Am I alone with this?

Roughly is a small Apple Watch complication that displays the time in human words—almost like FuzzyTime on the Mac. It works best with analog watch faces by hiding the numbers on the watch face.

Roughly complication with the Activity Analog watch face.

Roughly complication with the Activity Analog watch face.

Robin Rendle › How to Read the Internet

On a similar note, many believe that blogging is making a return. Folks now seem to recognize the value of having your own little plot of land on the web and, although it’s still pretty complex to make your own website and control all that content, it’s worth it in the long run. No one can run ads against your thing. No one can mess with the styles. No one can censor or sunset your writing.

Not only that but when you finish making your website you will have gained superpowers: you now have an independent voice, a URL, and a home on the open web.

I’m optimistic about the state of blogs in 2018. I discovered a handful of new blogs thanks to Micro.blog and I don’t want to leave them unread.
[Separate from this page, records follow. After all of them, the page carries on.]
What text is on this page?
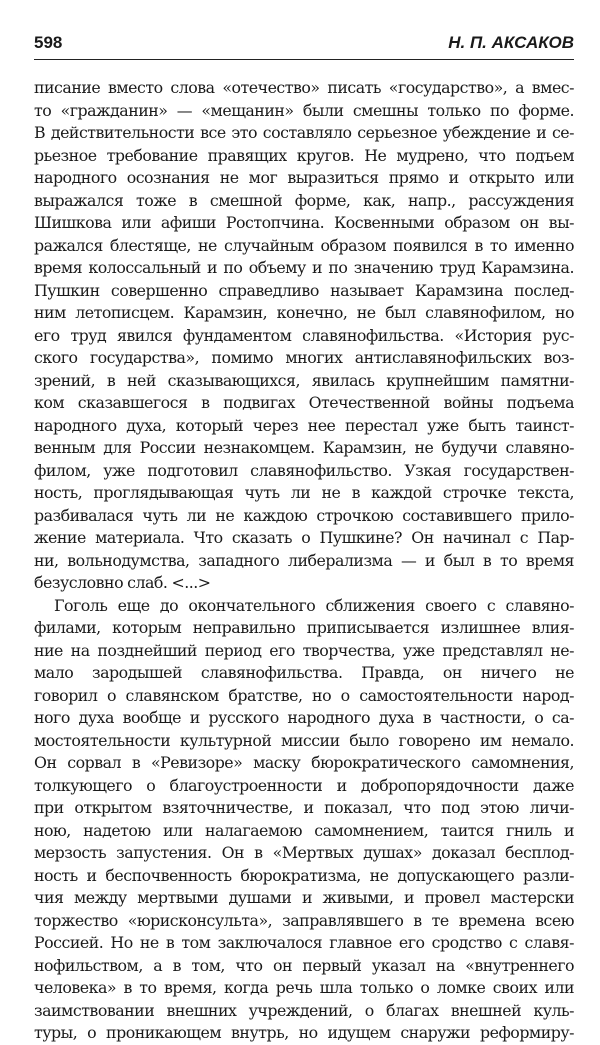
598	Н. П. АКСАКОВ
писание вместо слова «отечество» писать «государство», а вмес-
то «гражданин» — «мещанин» были смешны только по форме.
В действительности все это составляло серьезное убеждение и се-
рьезное требование правящих кругов. Не мудрено, что подъем
народного осознания не мог выразиться прямо и открыто или
выражался тоже в смешной форме, как, напр., рассуждения
Шишкова или афиши Ростопчина. Косвенными образом он вы-
ражался блестяще, не случайным образом появился в то именно
время колоссальный и по объему и по значению труд Карамзина.
Пушкин совершенно справедливо называет Карамзина послед-
ним летописцем. Карамзин, конечно, не был славянофилом, но
его труд явился фундаментом славянофильства. «История рус-
ского государства», помимо многих антиславянофильских воз-
зрений, в ней сказывающихся, явилась крупнейшим памятни-
ком сказавшегося в подвигах Отечественной войны подъема
народного духа, который через нее перестал уже быть таинст-
венным для России незнакомцем. Карамзин, не будучи славяно-
филом, уже подготовил славянофильство. Узкая государствен-
ность, проглядывающая чуть ли не в каждой строчке текста,
разбивалася чуть ли не каждою строчкою составившего прило-
жение материала. Что сказать о Пушкине? Он начинал с Пар-
ни, вольнодумства, западного либерализма — и был в то время
безусловно слаб. <...>
Гоголь еще до окончательного сближения своего с славяно-
филами, которым неправильно приписывается излишнее влия-
ние на позднейший период его творчества, уже представлял не-
мало зародышей славянофильства. Правда, он ничего не
говорил о славянском братстве, но о самостоятельности народ-
ного духа вообще и русского народного духа в частности, о са-
мостоятельности культурной миссии было говорено им немало.
Он сорвал в «Ревизоре» маску бюрократического самомнения,
толкующего о благоустроенности и добропорядочности даже
при открытом взяточничестве, и показал, что под этою личи-
ною, надетою или налагаемою самомнением, таится гниль и
мерзость запустения. Он в «Мертвых душах» доказал бесплод-
ность и беспочвенность бюрократизма, не допускающего разли-
чия между мертвыми душами и живыми, и провел мастерски
торжество «юрисконсульта», заправлявшего в те времена всею
Россией. Но не в том заключалося главное его сродство с славя-
нофильством, а в том, что он первый указал на «внутреннего
человека» в то время, когда речь шла только о ломке своих или
заимствовании внешних учреждений, о благах внешней куль-
туры, о проникающем внутрь, но идущем снаружи реформиру-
Colin Walker writing about issues subscribing to RSS:

While RSS readers are making a bit of a comeback in certain quarters there’s no doubt that, as Sameer puts it, “subscribing to feeds definitely has fallen out of parlance.”

RSS is more than a decade old now, but explaining it to mere mortals still hasn’t really been solved. Podcasts apps are also using RSS technology in the background, but they usually have a directory of podcasts which gives you an easy way of subscribing in the app. This solves a lot of problems for average users.

Out in the open web, you have a feed URL and you need to know where to paste it. It’s a big UX problem, but I’m not sure it is even solvable. We can build walled gardens or create a directory of blogs with a built-in RSS reader, but in theory, they still lock you into a service.

As a blog author, I still have to figure out the technical aspects of the IndieWeb and as a blog reader, you also have an obligation to find out how to follow blog over RSS. In this process, you can find a balance to lock yourself into a walled garden or choose something else which you can control, but give up some convince along the way.